На этих словах второй тип тоже не выдержал и разразился оглушительным хохотом:
– Ну, Кирилл Аркадьевич, ну, скажешь!
Его остроумный собеседник стоял, согнувшись пополам, и только обессилено постанывал, утирая выступившие от смеха слезы. Вдруг они оба заметили обмершего Ивана Максимовича.
Тот, кого звали Николаем Андреевичем, еще задыхаясь, произнес:
– Вы уж извините, но просто нет никаких сил, – и снова загоготал.

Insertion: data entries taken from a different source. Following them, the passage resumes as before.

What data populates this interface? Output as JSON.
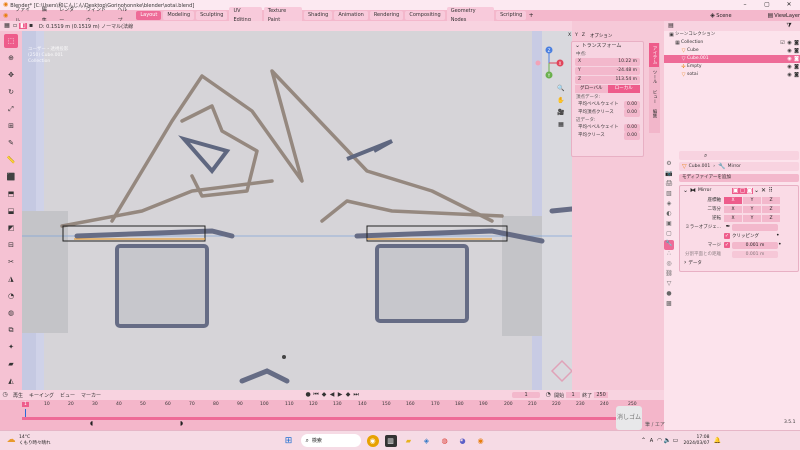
{
  "title_bar": {
    "title": "Blender* [C:\\Users\\和にんじん\\Desktop\\Gorinohonnke\\blender\\sotai.blend]"
  },
  "menu": {
    "items": [
      "ファイル",
      "編集",
      "レンダー",
      "ウィンドウ",
      "ヘルプ"
    ],
    "workspaces": [
      "Layout",
      "Modeling",
      "Sculpting",
      "UV Editing",
      "Texture Paint",
      "Shading",
      "Animation",
      "Rendering",
      "Compositing",
      "Geometry Nodes",
      "Scripting"
    ],
    "active_workspace": "Layout",
    "scene_label": "Scene",
    "viewlayer_label": "ViewLayer"
  },
  "viewport_header": {
    "status": "D: 0.1519 m (0.1519 m) ノーマル(法線"
  },
  "viewport_info": {
    "lines": [
      "ユーザー・透視投影",
      "(250) Cube.001",
      "Collection"
    ]
  },
  "gizmo": {
    "z": "Z",
    "x": "X",
    "y": "Y"
  },
  "transform_panel": {
    "header": "トランスフォーム",
    "options_label": "オプション",
    "xyz_header": [
      "X",
      "Y",
      "Z"
    ],
    "median_label": "中点:",
    "x_label": "X",
    "x_value": "10.22 m",
    "y_label": "Y",
    "y_value": "-24.48 m",
    "z_label": "Z",
    "z_value": "113.54 m",
    "global_label": "グローバル",
    "local_label": "ローカル",
    "vertex_data_label": "頂点データ:",
    "bevel_weight_label": "平均ベベルウェイト",
    "bevel_weight_value": "0.00",
    "vertex_crease_label": "平均頂点クリース",
    "vertex_crease_value": "0.00",
    "edge_data_label": "辺データ:",
    "edge_bevel_label": "平均ベベルウェイト",
    "edge_bevel_value": "0.00",
    "edge_crease_label": "平均クリース",
    "edge_crease_value": "0.00"
  },
  "vertical_tabs": [
    "アイテム",
    "ツール",
    "ビュー",
    "編集"
  ],
  "outliner": {
    "title": "シーンコレクション",
    "items": [
      {
        "name": "Collection",
        "indent": 1,
        "selected": false
      },
      {
        "name": "Cube",
        "indent": 2,
        "selected": false
      },
      {
        "name": "Cube.001",
        "indent": 2,
        "selected": true
      },
      {
        "name": "Empty",
        "indent": 2,
        "selected": false
      },
      {
        "name": "sotai",
        "indent": 2,
        "selected": false
      }
    ]
  },
  "properties": {
    "object_name": "Cube.001",
    "modifier_type": "Mirror",
    "add_modifier_label": "モディファイアーを追加",
    "modifier_name": "Mirror",
    "axis_label": "座標軸",
    "bisect_label": "二等分",
    "flip_label": "逆転",
    "axis_buttons": [
      "X",
      "Y",
      "Z"
    ],
    "mirror_object_label": "ミラーオブジェ...",
    "clipping_label": "クリッピング",
    "merge_label": "マージ",
    "merge_value": "0.001 m",
    "bisect_distance_label": "分割平面との距離",
    "bisect_distance_value": "0.001 m",
    "data_label": "データ"
  },
  "timeline": {
    "playback_label": "再生",
    "keying_label": "キーイング",
    "view_label": "ビュー",
    "marker_label": "マーカー",
    "current_frame": "1",
    "start_label": "開始",
    "start_value": "1",
    "end_label": "終了",
    "end_value": "250",
    "ticks": [
      "1",
      "10",
      "20",
      "30",
      "40",
      "50",
      "60",
      "70",
      "80",
      "90",
      "100",
      "110",
      "120",
      "130",
      "140",
      "150",
      "160",
      "170",
      "180",
      "190",
      "200",
      "210",
      "220",
      "230",
      "240",
      "250"
    ],
    "frame_indicator": "1"
  },
  "version": "3.5.1",
  "taskbar": {
    "weather_temp": "14°C",
    "weather_desc": "くもり時々晴れ",
    "search_label": "検索",
    "time": "17:08",
    "date": "2024/03/07",
    "ime_label": "A"
  },
  "watermark": {
    "label": "消しゴム",
    "corner_label": "筆 / エア"
  },
  "colors": {
    "accent": "#ee5c8b",
    "panel": "#fce3ec",
    "viewport": "#d6d4d8"
  }
}
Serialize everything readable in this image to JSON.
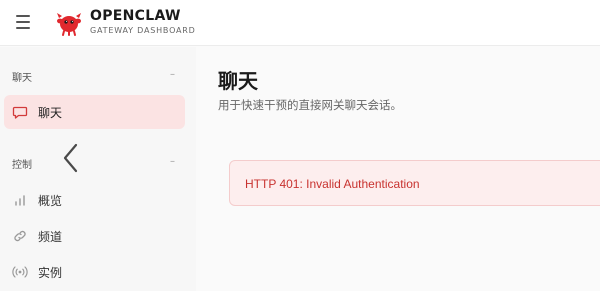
{
  "header": {
    "brand_name": "OPENCLAW",
    "brand_subtitle": "GATEWAY DASHBOARD",
    "menu_icon": "hamburger-icon",
    "logo_icon": "openclaw-crab-logo",
    "accent_color": "#e0282e"
  },
  "sidebar": {
    "sections": [
      {
        "title": "聊天",
        "collapse_symbol": "–",
        "items": [
          {
            "label": "聊天",
            "icon": "chat-bubble-icon",
            "active": true
          }
        ]
      },
      {
        "title": "控制",
        "collapse_symbol": "–",
        "items": [
          {
            "label": "概览",
            "icon": "bar-chart-icon",
            "active": false
          },
          {
            "label": "频道",
            "icon": "link-icon",
            "active": false
          },
          {
            "label": "实例",
            "icon": "broadcast-icon",
            "active": false
          }
        ]
      }
    ],
    "collapse_icon": "chevron-left-icon"
  },
  "main": {
    "title": "聊天",
    "subtitle": "用于快速干预的直接网关聊天会话。",
    "error": {
      "message": "HTTP 401: Invalid Authentication",
      "color": "#c8322f"
    }
  }
}
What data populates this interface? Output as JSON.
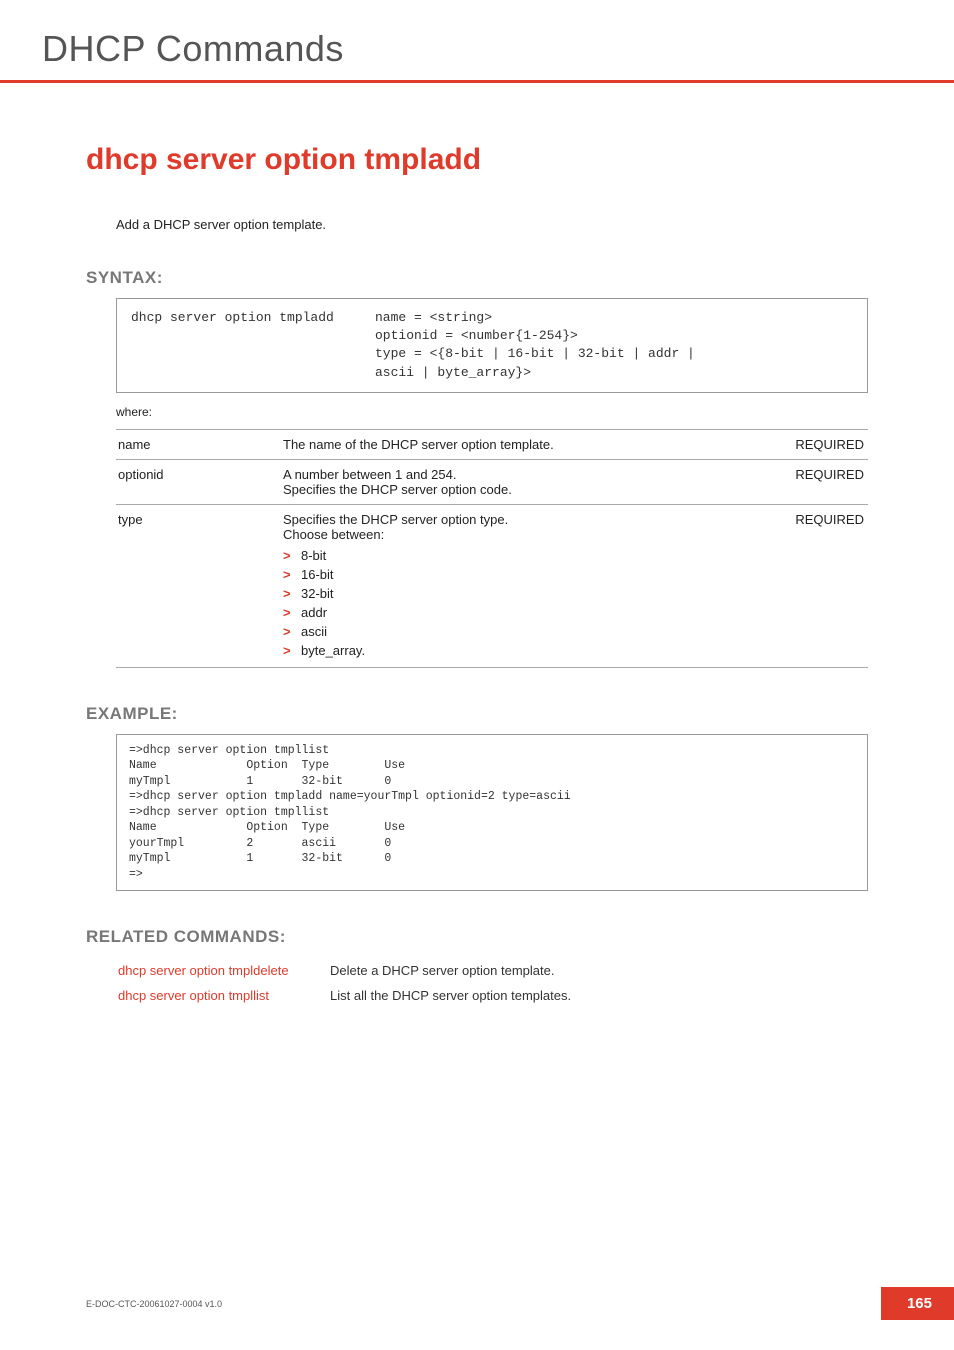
{
  "header": {
    "chapter": "DHCP Commands"
  },
  "command": {
    "title": "dhcp server option tmpladd",
    "intro": "Add a DHCP server option template."
  },
  "syntax": {
    "heading": "SYNTAX:",
    "cmd": "dhcp server option tmpladd",
    "args": "name = <string>\noptionid = <number{1-254}>\ntype = <{8-bit | 16-bit | 32-bit | addr |\nascii | byte_array}>",
    "where": "where:",
    "required_label": "REQUIRED",
    "params": [
      {
        "name": "name",
        "desc": "The name of the DHCP server option template.",
        "required": true
      },
      {
        "name": "optionid",
        "desc": "A number between 1 and 254.\nSpecifies the DHCP server option code.",
        "required": true
      },
      {
        "name": "type",
        "desc": "Specifies the DHCP server option type.\nChoose between:",
        "required": true,
        "options": [
          "8-bit",
          "16-bit",
          "32-bit",
          "addr",
          "ascii",
          "byte_array."
        ]
      }
    ]
  },
  "example": {
    "heading": "EXAMPLE:",
    "text": "=>dhcp server option tmpllist\nName             Option  Type        Use\nmyTmpl           1       32-bit      0\n=>dhcp server option tmpladd name=yourTmpl optionid=2 type=ascii\n=>dhcp server option tmpllist\nName             Option  Type        Use\nyourTmpl         2       ascii       0\nmyTmpl           1       32-bit      0\n=>"
  },
  "related": {
    "heading": "RELATED COMMANDS:",
    "rows": [
      {
        "cmd": "dhcp server option tmpldelete",
        "desc": "Delete a DHCP server option template."
      },
      {
        "cmd": "dhcp server option tmpllist",
        "desc": "List all the DHCP server option templates."
      }
    ]
  },
  "footer": {
    "doc_id": "E-DOC-CTC-20061027-0004 v1.0",
    "page": "165"
  }
}
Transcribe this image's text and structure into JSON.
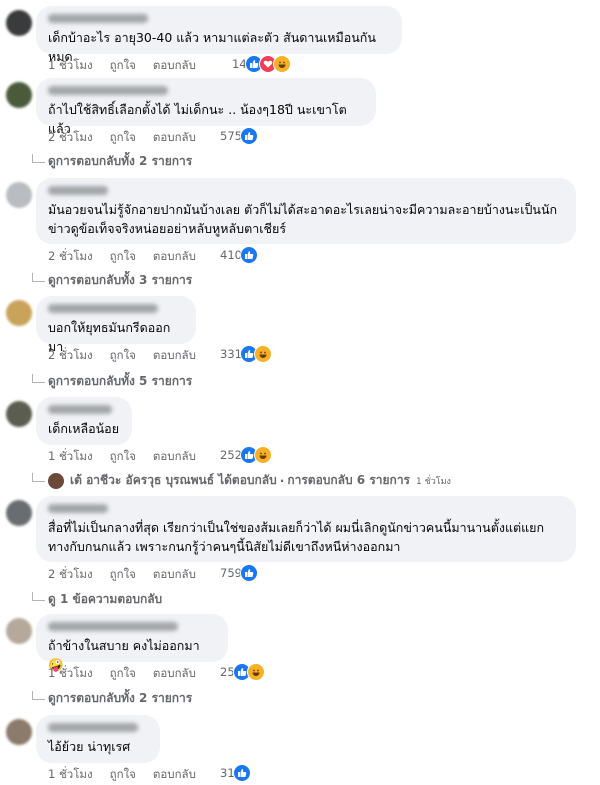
{
  "comments": [
    {
      "text": "เด็กบ้าอะไร อายุ30-40 แล้ว หามาแต่ละตัว สันดานเหมือนกันหมด",
      "time": "1 ชั่วโมง",
      "like": "ถูกใจ",
      "reply": "ตอบกลับ",
      "reaction_count": "14",
      "reaction_icons": [
        "like-icon",
        "love-icon",
        "haha-icon"
      ]
    },
    {
      "text": "ถ้าไปใช้สิทธิ์เลือกตั้งได้ ไม่เด็กนะ .. น้องๆ18ปี นะเขาโตแล้ว",
      "time": "2 ชั่วโมง",
      "like": "ถูกใจ",
      "reply": "ตอบกลับ",
      "reaction_count": "575",
      "reaction_icons": [
        "like-icon"
      ],
      "replies_label": "ดูการตอบกลับทั้ง 2 รายการ"
    },
    {
      "text": "มันอวยจนไม่รู้จักอายปากมันบ้างเลย ตัวก็ไม่ได้สะอาดอะไรเลยน่าจะมีความละอายบ้างนะเป็นนักข่าวดูข้อเท็จจริงหน่อยอย่าหลับหูหลับตาเชียร์",
      "time": "2 ชั่วโมง",
      "like": "ถูกใจ",
      "reply": "ตอบกลับ",
      "reaction_count": "410",
      "reaction_icons": [
        "like-icon"
      ],
      "replies_label": "ดูการตอบกลับทั้ง 3 รายการ"
    },
    {
      "text": "บอกให้ยุทธมันกรีดออกมา",
      "time": "2 ชั่วโมง",
      "like": "ถูกใจ",
      "reply": "ตอบกลับ",
      "reaction_count": "331",
      "reaction_icons": [
        "like-icon",
        "haha-icon"
      ],
      "replies_label": "ดูการตอบกลับทั้ง 5 รายการ"
    },
    {
      "text": "เด็กเหลือน้อย",
      "time": "1 ชั่วโมง",
      "like": "ถูกใจ",
      "reply": "ตอบกลับ",
      "reaction_count": "252",
      "reaction_icons": [
        "like-icon",
        "haha-icon"
      ],
      "reply_preview": {
        "author": "เต้ อาชีวะ อัครวุธ บุรณพนธ์",
        "action": "ได้ตอบกลับ",
        "separator": "·",
        "count_label": "การตอบกลับ 6 รายการ",
        "time": "1 ชั่วโมง"
      }
    },
    {
      "text": "สื่อที่ไม่เป็นกลางที่สุด เรียกว่าเป็นใช่ของส้มเลยก็ว่าได้ ผมนี่เลิกดูนักข่าวคนนี้มานานตั้งแต่แยกทางกับกนกแล้ว เพราะกนกรู้ว่าคนๆนี้นิสัยไม่ดีเขาถึงหนีห่างออกมา",
      "time": "2 ชั่วโมง",
      "like": "ถูกใจ",
      "reply": "ตอบกลับ",
      "reaction_count": "759",
      "reaction_icons": [
        "like-icon"
      ],
      "replies_label": "ดู 1 ข้อความตอบกลับ"
    },
    {
      "text": "ถ้าข้างในสบาย คงไม่ออกมา 🤪",
      "time": "1 ชั่วโมง",
      "like": "ถูกใจ",
      "reply": "ตอบกลับ",
      "reaction_count": "25",
      "reaction_icons": [
        "like-icon",
        "haha-icon"
      ],
      "replies_label": "ดูการตอบกลับทั้ง 2 รายการ"
    },
    {
      "text": "ไอ้ย้วย น่าทุเรศ",
      "time": "1 ชั่วโมง",
      "like": "ถูกใจ",
      "reply": "ตอบกลับ",
      "reaction_count": "31",
      "reaction_icons": [
        "like-icon"
      ]
    }
  ]
}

Иван Максимович, словно в оправданье, показал им судорожно нашаренный гриб. Он держал его перед собой как распятье, и парочка, точно потеряв Ивана Максимовича из виду, зашагала дальше.
Какое-то время доносился пронзительный голос Кирилла Аркадьевича: «Чем для них пролетариат не Христос? Тут тебе и спасительная миссия, и апокалиптическая битва добра и зла, заканчивающаяся безоговорочной победой добра…»
«Уморил, уморил, шельма!» – надрывался от смеха Николай Андреевич.